Drawing on its commercial EVS and defense equipment expertise, Elbit has developed a new six-sensor, multi-spectral EVS that maximizes detection capabilities by viewing in various spectral bands. These can be combined to optimize visibility and extract the best possible long-range detection capabilities through fog, rain, smoke, haze and the dark of night. The ability to detect LED and incandescent runway lights at long ranges in low visibility is of significant value to pilots.
ClearVision EVS provides high-resolution (1280x1024) imagery on a head-up display, either fixed or wearable. The EVS imagery can be combined with synthetic vision system (SVS) imagery, as well as standard flight data symbology. This ClearVision combined vision system (CVS) can be configured in real-time in the cockpit, allowing the pilot to adjust the balance between EVS imagery and that from the SVS to best suit his or her needs and the prevailing light and weather conditions.
Working with Nicarnica Aviation, Elbit has also developed optional volcanic-ash detection for its EVS, which provides an 80- to 100-nm detection range. Detected ash can be displayed on a regular cockpit screen or as an image in the HUD. Announcement of a launch customer for this feature is expected soon.
Elbit’s ClearVision CVS has been selected by Dassault for its Falcon 5X and 8X for display in a twin-HUD installation.
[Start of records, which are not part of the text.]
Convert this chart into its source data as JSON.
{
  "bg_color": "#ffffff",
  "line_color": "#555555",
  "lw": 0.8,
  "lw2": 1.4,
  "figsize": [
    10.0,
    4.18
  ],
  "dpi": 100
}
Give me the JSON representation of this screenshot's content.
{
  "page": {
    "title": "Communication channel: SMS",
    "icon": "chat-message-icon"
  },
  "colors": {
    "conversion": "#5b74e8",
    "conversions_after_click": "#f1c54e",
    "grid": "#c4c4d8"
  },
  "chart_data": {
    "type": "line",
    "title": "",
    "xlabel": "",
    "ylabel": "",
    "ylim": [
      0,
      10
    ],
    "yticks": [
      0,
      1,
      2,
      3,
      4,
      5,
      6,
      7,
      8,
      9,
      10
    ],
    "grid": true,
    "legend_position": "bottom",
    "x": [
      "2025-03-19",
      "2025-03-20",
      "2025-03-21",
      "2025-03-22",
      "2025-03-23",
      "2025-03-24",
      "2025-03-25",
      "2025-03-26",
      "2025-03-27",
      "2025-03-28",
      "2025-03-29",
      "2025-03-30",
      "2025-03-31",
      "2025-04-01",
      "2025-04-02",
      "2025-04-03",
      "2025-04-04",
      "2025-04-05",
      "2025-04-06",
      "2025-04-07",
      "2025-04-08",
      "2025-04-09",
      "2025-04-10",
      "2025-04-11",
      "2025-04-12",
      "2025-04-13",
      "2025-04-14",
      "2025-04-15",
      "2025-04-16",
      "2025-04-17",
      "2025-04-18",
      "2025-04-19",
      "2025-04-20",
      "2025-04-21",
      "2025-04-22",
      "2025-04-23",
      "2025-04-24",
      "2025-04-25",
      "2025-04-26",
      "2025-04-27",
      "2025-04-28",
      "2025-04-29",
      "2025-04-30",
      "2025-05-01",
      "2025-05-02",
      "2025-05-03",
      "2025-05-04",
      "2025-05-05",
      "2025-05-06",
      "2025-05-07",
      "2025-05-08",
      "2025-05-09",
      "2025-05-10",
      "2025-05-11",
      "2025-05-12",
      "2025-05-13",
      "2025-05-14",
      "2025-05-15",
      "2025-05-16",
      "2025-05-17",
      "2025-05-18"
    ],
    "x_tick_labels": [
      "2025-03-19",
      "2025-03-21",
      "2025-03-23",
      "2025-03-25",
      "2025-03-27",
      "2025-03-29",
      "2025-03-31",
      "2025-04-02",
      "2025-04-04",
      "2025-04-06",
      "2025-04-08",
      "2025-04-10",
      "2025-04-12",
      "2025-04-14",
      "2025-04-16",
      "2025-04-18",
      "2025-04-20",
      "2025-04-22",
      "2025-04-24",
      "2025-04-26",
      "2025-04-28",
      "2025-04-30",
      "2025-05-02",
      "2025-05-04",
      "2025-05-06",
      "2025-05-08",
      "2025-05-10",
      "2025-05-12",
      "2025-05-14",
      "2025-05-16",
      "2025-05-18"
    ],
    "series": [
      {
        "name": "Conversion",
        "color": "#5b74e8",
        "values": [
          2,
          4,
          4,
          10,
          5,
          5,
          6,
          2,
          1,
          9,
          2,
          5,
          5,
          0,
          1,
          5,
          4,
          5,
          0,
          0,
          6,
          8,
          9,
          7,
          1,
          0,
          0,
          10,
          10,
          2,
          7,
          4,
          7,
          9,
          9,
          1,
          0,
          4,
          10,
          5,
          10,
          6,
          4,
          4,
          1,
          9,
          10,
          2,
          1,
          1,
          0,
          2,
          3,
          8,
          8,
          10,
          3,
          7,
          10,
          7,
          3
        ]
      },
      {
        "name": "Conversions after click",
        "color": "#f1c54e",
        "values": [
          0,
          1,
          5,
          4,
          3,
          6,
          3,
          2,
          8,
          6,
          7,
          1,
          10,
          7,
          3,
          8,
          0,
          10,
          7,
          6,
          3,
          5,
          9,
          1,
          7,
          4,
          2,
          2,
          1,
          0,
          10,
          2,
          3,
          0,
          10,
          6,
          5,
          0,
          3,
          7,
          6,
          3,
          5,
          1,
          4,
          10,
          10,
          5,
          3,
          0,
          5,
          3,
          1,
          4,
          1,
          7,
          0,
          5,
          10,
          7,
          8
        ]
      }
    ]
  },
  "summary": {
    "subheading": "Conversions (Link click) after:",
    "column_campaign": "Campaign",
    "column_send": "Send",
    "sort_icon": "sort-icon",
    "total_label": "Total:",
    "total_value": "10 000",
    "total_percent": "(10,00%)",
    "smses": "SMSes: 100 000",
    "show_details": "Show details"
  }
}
The two companies aim to certify ClearVision for the HUD next summer, which will make it the first CVS to be approved.
Wearable HUD Goggles
Another exciting development in Elbit’s range is the pilot-wearable SkyLens HUD goggles, which offers 1280x1024 resolution and can show the same imagery and symbology as a standard HUD. Planned to be certified as a primary flight display, SkyLens opens up many opportunities for enhanced vision, including small/medium-sized jets and helicopters where installing a full-size HUD is impossible. It can also be a cost-effective means of providing a second display in a single-HUD cockpit. SkyLens is cheaper than a fixed HUD installation and is easy to install, employing an accurate and lag-free head-tracker system mounted under the glareshield.
Another advantage of SkyLens is that it can continue to show symbology when the pilot is looking away from the fixed-HUD “window.” For helicopter pilots this is particularly important, but it can also be a boon for fixed-wing pilots, especially when taxiing or looking for nearby ADS-B traffic to the sides.
Meanwhile, Kollsman (Elbit Systems of America) itself has launched a third-generation EVS, branded as EVS SP. This high-resolution, cooled infrared sensor has now been packaged with its processor into a single LRU and has been selected by Gulfstream for the new G500 and G600.